Os povos indígenas tendem a correr maior risco com as doenças infecciosas emergentes. O Covid-19 não é exceção - e alguns especialistas dizem que ele pode destruir nações e comunidades inteiras.

 

Veículo: Bbc.com

Data de publicação: 30/07/2020

Autorx: Terri Hansen

Título original: How Covid-19 could destroy indigenous communities

Indigenous peoples tend to be at higher risk from emerging infectious diseases. Covid-19 is no exception – and some experts say it could destroy whole nations and communities.

Traduzido por/Translated by: Hannah Hebron

 

Quando Victoria Tauli-Corpuz desceu do avião em Genebra em fevereiro, era para ser sua primeira parada em uma missão internacional em seu papel de Relatora Especial das Nações Unidas para os direitos dos povos indígenas. Em vez disso, novas - e de rápidas mudanças - regras de quarentena significavam que essa era sua última parada. O resto da viagem foi cancelada.


Em vez disso, Tauli-Corpuz voou de volta para casa nas Filipinas para se concentrar no Covid-19. Os impactos do novo coronavírus sobre os povos indígenas, ela percebeu, "poderiam nos varrer do mapa".


Os povos indígenas em todo o mundo tendem a correr maior risco de doenças infecciosas emergentes em comparação com outras populações.

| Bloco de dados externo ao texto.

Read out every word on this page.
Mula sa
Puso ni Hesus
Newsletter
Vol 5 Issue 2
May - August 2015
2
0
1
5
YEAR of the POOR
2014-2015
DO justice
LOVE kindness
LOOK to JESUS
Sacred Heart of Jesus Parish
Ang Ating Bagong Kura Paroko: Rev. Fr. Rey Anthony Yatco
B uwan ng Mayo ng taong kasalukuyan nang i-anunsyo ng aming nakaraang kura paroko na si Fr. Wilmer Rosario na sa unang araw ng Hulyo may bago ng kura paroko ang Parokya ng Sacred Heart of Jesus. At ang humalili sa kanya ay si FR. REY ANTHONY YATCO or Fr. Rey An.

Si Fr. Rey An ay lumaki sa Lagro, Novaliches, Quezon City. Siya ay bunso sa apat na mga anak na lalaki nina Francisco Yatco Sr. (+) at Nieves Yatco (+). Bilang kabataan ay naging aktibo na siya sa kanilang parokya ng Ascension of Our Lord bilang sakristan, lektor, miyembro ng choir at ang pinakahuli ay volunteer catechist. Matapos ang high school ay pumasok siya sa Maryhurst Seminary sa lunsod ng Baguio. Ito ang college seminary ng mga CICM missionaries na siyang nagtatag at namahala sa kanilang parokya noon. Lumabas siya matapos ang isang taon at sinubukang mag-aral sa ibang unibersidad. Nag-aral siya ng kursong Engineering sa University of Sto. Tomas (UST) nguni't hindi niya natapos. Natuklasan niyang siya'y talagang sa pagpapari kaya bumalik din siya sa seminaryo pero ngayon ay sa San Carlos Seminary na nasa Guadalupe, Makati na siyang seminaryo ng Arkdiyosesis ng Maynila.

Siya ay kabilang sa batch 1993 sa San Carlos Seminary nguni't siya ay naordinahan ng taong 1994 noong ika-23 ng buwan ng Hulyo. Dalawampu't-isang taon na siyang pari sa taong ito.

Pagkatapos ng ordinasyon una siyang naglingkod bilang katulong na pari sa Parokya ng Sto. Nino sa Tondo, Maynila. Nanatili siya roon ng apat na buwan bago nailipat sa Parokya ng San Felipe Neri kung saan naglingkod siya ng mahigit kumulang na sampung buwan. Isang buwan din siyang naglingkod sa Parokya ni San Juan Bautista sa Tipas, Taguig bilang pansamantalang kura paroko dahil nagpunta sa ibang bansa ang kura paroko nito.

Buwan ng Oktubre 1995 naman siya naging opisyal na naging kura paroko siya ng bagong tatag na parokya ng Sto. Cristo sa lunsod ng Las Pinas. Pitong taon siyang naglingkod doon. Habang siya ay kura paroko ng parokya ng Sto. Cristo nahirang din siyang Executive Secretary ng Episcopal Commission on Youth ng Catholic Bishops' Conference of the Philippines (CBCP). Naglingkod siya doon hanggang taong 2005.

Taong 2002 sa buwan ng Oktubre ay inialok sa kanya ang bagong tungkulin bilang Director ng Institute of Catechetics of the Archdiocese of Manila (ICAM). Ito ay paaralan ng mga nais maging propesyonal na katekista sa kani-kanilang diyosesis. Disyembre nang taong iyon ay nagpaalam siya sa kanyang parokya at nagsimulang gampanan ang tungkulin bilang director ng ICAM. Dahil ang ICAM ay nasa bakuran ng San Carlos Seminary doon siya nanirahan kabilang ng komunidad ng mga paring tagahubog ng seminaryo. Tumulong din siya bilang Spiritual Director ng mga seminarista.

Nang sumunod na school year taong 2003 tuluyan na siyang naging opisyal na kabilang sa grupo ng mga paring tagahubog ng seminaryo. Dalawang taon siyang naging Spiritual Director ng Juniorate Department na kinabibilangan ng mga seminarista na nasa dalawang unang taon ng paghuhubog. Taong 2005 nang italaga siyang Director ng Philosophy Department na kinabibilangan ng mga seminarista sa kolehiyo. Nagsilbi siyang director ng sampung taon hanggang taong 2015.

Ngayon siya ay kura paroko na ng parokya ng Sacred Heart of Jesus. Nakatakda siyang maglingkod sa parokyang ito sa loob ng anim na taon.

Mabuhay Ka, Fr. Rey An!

Durante a pandemia de H1N1 no Canadá em 2009, por exemplo, os canadenses aborígenes representaram 16% das internações hospitalares, apesar de constituírem 3,4% da população.


O Covid-19 não é exceção. Nos Estados Unidos, um em cada 2.300 americanos indígenas morreu, em comparação com um em 3.600 americanos brancos - tornando-os a segunda categoria étnica de maior risco nos EUA, depois dos americanos negros. Em meados de maio, a Nação Navajo, cuja reserva se estende por 27.000 milhas quadradas (70.000 km2) no sudoeste dos EUA, ultrapassou o estado de Nova York com a maior taxa de infecção de Covid-19 no país.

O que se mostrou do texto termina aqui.